I'm experiencing some "odd behaviour" with populating a vector value with the use of the constructor.
So, I have this block class that populates this static vector called blockList whenever the constructor is called.
static std::vector<Block*> blockList; Block::Block(float x, float y) : RectangleShape(sf::Vector2f(WIDTH, HEIGHT)) { blockList.push_back(this); setFillColor(sf::Color(221, 221, 221, 255)); setPosition(x, y); } Now, when I populate the values in another class I have called "Game" ; in its constructor like so:
Game::Game(sf::RenderWindow& window) { // other code here Block firstBlock(10, 10); // possible more blocks here } and then attempt to draw, it crashed.

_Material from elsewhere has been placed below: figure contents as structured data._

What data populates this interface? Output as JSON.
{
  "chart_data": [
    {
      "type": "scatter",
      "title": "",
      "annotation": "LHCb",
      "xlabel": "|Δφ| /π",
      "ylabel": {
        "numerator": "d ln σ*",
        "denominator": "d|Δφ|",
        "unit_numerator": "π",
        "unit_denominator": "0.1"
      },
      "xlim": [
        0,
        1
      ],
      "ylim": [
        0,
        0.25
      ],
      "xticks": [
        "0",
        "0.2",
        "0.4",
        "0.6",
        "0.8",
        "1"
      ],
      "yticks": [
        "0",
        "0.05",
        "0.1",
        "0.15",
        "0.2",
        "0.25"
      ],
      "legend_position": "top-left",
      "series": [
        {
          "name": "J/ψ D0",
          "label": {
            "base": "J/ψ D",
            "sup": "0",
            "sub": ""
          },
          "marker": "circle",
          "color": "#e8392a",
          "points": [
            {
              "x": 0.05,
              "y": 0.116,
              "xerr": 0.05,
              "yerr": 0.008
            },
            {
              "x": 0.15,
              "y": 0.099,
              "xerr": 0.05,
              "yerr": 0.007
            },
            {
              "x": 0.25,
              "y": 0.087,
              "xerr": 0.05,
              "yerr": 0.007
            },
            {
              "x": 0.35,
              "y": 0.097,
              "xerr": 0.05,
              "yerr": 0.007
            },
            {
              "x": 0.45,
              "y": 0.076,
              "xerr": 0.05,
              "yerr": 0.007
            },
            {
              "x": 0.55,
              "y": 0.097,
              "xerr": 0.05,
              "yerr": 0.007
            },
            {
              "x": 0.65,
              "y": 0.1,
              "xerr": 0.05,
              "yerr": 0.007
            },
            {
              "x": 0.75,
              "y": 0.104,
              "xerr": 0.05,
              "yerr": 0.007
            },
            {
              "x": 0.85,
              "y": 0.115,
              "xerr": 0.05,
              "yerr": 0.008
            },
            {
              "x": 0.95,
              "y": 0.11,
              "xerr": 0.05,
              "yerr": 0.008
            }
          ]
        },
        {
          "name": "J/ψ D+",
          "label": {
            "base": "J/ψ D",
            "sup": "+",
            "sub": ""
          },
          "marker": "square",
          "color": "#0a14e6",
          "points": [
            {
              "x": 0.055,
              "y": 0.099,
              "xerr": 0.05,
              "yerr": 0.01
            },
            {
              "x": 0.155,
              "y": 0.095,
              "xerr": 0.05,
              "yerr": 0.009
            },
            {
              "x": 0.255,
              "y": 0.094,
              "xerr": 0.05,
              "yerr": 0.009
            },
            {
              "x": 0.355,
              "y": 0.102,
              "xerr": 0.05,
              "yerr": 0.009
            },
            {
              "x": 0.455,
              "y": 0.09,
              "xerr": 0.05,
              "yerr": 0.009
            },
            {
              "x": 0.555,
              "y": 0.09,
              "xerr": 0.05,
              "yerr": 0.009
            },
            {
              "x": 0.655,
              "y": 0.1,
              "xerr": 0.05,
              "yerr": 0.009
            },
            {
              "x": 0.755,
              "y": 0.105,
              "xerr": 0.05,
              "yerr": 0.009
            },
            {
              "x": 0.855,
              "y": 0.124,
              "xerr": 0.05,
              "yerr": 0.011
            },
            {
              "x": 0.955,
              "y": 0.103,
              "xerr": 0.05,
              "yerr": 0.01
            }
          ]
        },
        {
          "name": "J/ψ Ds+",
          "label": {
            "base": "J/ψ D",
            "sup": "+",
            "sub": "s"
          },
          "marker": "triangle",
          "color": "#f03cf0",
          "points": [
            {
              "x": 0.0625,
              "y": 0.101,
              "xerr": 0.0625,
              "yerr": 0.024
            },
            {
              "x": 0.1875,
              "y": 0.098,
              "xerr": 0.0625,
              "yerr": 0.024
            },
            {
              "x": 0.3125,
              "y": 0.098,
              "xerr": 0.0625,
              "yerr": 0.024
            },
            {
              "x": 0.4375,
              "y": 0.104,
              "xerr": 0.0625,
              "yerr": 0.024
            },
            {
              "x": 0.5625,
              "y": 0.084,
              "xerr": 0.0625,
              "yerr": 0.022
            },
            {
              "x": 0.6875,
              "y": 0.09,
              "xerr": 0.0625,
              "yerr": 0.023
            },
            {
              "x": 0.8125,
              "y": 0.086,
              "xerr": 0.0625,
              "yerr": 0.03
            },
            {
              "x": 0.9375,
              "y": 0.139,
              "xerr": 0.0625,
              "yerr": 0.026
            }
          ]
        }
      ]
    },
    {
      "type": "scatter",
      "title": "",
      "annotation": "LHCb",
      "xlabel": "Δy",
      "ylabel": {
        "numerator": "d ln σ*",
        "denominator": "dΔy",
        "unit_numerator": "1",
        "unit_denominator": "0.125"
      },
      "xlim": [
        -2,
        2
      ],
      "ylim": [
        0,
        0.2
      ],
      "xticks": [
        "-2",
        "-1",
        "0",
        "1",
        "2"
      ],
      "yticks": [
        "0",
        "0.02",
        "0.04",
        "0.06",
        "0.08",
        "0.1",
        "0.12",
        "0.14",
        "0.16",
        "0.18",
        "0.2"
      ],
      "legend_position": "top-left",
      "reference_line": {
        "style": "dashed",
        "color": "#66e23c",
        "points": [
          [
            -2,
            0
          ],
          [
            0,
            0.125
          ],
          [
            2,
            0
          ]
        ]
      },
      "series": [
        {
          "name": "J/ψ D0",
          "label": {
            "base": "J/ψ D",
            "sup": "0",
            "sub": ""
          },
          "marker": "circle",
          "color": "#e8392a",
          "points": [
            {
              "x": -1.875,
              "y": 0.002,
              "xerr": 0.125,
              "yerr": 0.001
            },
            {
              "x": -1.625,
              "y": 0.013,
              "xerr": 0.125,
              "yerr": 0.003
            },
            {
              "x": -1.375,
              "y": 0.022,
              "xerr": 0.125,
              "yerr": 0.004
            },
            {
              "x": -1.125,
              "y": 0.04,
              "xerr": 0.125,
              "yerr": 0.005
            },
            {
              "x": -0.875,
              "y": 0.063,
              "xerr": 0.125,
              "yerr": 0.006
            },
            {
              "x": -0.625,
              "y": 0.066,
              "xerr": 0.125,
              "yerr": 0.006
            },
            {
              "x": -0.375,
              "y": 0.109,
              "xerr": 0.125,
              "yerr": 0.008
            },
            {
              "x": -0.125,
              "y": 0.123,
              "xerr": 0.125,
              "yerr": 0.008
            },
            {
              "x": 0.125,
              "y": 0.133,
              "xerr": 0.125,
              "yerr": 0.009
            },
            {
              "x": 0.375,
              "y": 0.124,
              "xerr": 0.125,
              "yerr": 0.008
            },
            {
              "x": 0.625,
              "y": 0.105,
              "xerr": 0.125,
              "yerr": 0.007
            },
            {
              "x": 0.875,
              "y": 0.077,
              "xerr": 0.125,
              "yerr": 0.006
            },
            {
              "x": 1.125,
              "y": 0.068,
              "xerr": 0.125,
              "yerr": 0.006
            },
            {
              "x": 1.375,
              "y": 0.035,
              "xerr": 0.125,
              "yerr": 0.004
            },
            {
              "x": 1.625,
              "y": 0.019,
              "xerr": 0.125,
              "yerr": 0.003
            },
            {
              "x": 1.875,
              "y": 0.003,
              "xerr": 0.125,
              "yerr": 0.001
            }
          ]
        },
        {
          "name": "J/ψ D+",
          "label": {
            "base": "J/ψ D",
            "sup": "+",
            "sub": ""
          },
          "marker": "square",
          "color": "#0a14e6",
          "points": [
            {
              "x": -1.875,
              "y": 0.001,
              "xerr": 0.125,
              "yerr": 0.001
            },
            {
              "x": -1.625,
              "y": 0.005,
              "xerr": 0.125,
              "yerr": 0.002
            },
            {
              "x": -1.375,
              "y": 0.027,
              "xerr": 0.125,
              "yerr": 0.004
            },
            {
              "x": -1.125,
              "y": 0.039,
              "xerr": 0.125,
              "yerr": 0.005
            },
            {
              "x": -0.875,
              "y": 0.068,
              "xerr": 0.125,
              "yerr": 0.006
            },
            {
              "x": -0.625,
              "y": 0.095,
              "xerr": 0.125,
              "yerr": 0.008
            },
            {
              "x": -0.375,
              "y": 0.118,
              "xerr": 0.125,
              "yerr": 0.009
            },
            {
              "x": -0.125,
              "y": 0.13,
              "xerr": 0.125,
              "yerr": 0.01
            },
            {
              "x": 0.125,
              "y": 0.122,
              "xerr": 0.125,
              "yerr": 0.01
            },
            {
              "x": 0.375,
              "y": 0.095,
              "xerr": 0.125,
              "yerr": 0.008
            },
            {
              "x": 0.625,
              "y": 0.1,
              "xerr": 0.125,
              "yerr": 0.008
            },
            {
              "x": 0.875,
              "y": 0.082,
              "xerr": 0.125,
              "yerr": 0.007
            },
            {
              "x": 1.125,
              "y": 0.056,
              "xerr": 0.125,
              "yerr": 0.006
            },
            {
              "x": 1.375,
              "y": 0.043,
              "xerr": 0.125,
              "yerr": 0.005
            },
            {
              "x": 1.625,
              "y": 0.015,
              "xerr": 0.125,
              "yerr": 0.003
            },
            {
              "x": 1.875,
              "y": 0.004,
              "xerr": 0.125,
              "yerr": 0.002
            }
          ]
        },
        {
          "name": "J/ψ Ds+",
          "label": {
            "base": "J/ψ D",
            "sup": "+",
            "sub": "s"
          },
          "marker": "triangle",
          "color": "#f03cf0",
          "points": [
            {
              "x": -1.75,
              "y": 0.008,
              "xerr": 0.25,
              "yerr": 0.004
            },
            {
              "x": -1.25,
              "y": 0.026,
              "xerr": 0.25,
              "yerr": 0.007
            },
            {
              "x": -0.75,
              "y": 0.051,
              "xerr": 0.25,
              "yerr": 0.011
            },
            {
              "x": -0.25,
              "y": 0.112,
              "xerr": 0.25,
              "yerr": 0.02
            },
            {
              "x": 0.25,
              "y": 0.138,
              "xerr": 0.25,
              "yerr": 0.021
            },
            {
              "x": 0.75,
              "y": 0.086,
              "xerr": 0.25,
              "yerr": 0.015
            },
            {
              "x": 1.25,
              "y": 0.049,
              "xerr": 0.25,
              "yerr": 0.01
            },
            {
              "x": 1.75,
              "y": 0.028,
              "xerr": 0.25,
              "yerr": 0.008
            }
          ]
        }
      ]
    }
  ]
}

In addition, the coordinates of this block print out to be (x: 9.8439e-12, y: 9.84394e-12). Now what I've tried doing is throwing it in the draw method (which I'm aware is bad as it's constantly being called but for debugging purposes):
void Game::drawObjects() { // draw other shapes here Block oneBlock(50.0f, 50.0f); std::cout << std::string(10, '-') << std::endl; for (Block* block : Block::getBlockList()) { std::cout << block->getPosition().x << " - " << block->getPosition().y << std::endl; window->draw(*block); } std::cout << std::string(10, '-') << std::endl; } The coordinates and the drawing of the object work perfectly (even if the vector is being populated heavily). So I'm wondering why this is happening and a possible way to work around this. I don't like the idea, but perhaps I should have flag to detect whether or not they've been created and then create them in the draw method?